A gorgeous Spring day, perfect for taking my 7-year-old niece to the park. We politely say “Hello” to the geese and then head to the playground. Of course she runs straight to the swing set. “Help me onto the high one, Uncle Sy!”
“Why that one, Teena? Your feet won’t reach the ground and you won’t be able to kick the ground to get going.”
“The high one goes faster,”
“How do you know that?”
“I saw some kids have races and the kid on the high swing always did more back-and-forths. Sometimes it was a big kid, sometimes a little kid but they always went faster.”
“Good observing, Sweetie. OK, upsy-daisy — there you are.”
“Now give me pushes.”
“I’m not doing all the work. Tell you what, I’ll give you a start-up shove and then you pump to keep swinging.”
“But I don’t know how!”
“When you’re going forward, lean way back and put your feet up as high as you can. Then when you’re going backward, do the opposite — lean forward and bend your knees way back. Now <hnnnhh!> try it.“
<creak … creak> “Hey, I’m doing it! Wheee!”
<creak> “Good job, you’re an expert now.”

“How’s it work, Uncle Sy?”
“It’s a dance between kinetic energy, potential energy and momentum.”
“I’m just a little kid, Uncle Sy, I don’t know what any of those things are.”
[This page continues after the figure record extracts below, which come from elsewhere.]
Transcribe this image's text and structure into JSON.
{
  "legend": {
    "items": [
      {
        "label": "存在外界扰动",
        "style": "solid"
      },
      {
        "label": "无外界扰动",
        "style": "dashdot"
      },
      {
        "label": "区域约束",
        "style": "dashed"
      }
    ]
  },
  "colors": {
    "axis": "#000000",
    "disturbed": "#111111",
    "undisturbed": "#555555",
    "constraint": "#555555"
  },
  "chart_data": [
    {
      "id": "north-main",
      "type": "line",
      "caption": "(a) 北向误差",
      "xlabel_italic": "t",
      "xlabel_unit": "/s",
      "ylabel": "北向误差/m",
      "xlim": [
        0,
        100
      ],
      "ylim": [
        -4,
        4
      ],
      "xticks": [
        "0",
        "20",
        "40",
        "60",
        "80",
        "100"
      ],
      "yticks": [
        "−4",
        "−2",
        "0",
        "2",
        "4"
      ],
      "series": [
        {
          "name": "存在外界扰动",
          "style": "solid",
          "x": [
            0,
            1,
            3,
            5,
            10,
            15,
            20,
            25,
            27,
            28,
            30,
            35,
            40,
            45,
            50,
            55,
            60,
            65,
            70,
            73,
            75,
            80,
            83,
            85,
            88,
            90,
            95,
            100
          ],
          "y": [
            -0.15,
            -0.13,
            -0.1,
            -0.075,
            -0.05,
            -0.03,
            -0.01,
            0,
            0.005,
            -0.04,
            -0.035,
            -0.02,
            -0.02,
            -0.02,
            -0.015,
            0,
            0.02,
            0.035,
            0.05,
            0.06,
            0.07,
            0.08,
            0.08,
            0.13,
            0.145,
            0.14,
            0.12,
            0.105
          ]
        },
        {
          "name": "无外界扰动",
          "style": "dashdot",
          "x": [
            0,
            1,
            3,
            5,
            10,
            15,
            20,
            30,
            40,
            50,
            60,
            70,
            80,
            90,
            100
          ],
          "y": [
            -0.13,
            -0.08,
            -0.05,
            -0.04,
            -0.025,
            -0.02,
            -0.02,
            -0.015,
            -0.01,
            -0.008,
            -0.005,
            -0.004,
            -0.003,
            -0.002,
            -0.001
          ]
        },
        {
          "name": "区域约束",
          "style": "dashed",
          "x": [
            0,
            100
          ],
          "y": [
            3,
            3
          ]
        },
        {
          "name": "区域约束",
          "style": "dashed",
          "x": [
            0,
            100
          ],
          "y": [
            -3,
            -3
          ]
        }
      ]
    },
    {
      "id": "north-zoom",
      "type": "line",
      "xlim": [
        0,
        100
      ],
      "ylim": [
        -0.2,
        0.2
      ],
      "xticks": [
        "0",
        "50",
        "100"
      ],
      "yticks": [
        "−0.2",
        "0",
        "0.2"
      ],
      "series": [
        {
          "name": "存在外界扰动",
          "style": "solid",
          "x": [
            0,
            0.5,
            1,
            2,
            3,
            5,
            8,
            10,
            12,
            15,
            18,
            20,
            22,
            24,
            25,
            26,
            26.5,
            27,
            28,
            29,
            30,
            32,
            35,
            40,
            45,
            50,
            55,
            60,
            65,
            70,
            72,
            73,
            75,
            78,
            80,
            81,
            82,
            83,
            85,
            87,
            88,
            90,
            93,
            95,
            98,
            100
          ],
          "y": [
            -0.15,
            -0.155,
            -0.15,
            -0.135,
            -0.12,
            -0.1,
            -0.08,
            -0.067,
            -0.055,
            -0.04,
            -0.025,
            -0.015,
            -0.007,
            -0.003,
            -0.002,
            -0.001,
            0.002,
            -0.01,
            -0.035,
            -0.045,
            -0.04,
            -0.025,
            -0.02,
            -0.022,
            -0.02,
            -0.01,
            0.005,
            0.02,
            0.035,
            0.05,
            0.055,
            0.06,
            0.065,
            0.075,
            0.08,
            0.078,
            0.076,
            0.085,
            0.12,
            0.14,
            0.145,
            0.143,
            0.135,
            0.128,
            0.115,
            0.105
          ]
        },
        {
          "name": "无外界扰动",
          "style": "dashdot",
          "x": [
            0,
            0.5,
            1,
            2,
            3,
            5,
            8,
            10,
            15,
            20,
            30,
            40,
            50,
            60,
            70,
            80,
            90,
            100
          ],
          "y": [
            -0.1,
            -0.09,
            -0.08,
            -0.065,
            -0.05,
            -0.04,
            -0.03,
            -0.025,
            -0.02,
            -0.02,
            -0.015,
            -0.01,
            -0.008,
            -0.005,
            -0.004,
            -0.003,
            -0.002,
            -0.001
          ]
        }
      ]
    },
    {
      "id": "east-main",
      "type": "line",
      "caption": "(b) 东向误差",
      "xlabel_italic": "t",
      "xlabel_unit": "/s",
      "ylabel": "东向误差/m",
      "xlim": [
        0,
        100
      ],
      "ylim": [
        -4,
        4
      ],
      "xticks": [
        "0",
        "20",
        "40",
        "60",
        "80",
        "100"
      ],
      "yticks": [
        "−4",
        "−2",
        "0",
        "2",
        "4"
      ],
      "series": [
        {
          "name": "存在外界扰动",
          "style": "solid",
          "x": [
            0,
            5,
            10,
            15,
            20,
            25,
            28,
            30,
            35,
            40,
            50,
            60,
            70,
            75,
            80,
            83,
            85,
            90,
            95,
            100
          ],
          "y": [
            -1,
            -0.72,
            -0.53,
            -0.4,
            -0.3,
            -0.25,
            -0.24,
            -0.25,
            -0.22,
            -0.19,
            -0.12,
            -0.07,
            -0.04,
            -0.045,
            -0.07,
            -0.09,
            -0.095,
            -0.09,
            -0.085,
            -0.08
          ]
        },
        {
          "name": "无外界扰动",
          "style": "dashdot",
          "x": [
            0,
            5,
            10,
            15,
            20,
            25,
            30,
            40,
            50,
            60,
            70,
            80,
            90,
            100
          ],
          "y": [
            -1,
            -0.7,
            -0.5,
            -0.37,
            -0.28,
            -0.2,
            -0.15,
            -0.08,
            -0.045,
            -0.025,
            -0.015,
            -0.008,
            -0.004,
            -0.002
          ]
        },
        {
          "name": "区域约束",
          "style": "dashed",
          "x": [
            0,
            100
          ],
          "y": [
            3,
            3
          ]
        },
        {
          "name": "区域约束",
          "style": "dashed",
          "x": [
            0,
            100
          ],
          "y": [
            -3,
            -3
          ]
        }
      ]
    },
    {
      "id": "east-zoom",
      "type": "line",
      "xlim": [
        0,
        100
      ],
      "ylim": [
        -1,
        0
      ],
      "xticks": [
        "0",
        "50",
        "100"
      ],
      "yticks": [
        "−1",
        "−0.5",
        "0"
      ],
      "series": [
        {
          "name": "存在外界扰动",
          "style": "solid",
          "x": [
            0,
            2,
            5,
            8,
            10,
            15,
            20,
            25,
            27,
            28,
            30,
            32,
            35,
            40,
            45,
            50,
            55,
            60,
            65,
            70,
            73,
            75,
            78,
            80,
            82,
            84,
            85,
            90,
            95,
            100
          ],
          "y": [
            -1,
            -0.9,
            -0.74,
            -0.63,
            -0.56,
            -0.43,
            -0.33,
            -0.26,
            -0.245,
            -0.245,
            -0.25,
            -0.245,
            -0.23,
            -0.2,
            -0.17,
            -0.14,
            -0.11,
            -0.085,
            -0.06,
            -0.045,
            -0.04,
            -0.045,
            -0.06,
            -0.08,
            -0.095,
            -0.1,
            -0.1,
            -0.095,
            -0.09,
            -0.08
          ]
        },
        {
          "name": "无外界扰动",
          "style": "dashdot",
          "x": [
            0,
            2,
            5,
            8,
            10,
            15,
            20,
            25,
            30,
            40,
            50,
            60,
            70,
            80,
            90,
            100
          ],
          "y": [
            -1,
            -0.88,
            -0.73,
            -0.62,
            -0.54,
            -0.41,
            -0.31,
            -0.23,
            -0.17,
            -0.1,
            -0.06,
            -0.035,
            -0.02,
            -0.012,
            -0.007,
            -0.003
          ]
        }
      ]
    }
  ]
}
“Mmm… Energy is what makes things move or change. You know your toy robot? What happens when its batteries run down?”
“It stops working, silly, until Mommie puts its battery in the charger overnight and then it works again.”
“Right. Your robot needs energy to move. The charger stores energy in the battery. Stored energy is called potential which is like ‘maybe,’ because it’s not actually making something happen. When the robot gets its full-up battery back and you press its GO button, the robot can move around and that’s kinetic energy. ‘Kinetic’ is another word for ‘moving.'”
“So when I’m running around that’s kinetic energy and when I get tired and fall asleep I’m recharging my potential energy?”
“Exactly. You’re almost as smart as your Mommie.”
“An’ when I’m on the swing and it’s moving, that’s kinetic.”
“You’ve got part of it. Watch what’s happening while you swing. Are you always moving?”
<creak … creak> “Ye-e—no! Between when I swing up and when I come down, I stop for just a teeny moment at the top. And I stop again between backing up and going forward. Is that when I’m potential?”
“Sort of, except it’s not you, it’s your swinging-energy that’s all potential at the top. Away from the top you turn potential energy into kinetic energy, going faster and faster until you’re at the bottom. That’s when you go fastest because all your potential energy has become kinetic energy. As you move up from the bottom you slow down because you’re turning your kinetic energy back into potential energy.”
<creak> “Back and forth, potential to kinetic to potential, <creak> over and over. Wheee! Mommie would say I’m recycling!”
“Yes, she would.”
<creak> “Hey, Uncle Sy, how come I don’t stop at the bottom when I’m all out of potential?”
“Ah. What’s your favorite kind of word?”
“M-words! I love M-words! Like ‘murmuration‘ and ‘marbles.'”
“Well, I’ve got another one for you — momentum.”
“Oh, that’s yummy — mmmo-MMMENN-tummmm. What’s it mean?”
“It’s about how things that are moving in a straight line keep moving along that line unless something else interferes. Or something that’s standing still will just stay there until something gives it momentum. When we first sat you in the swing you didn’t go anywhere, did you?”
“No, ’cause my toes don’t reach down to the ground and I can’t kick to get myself started.”
“That would have been one way to get some momentum going. When I gave you that push, that’s another way.”
“Or I could wear a jet-pack like Tony Stark. Boy, that’d give me a LOT of momentum!”
“Way too much. You’d wrap the swing ropes round the bar and you’d be stuck up there. Anyway, when you swing past the bottom, momentum is what keeps you going upward.”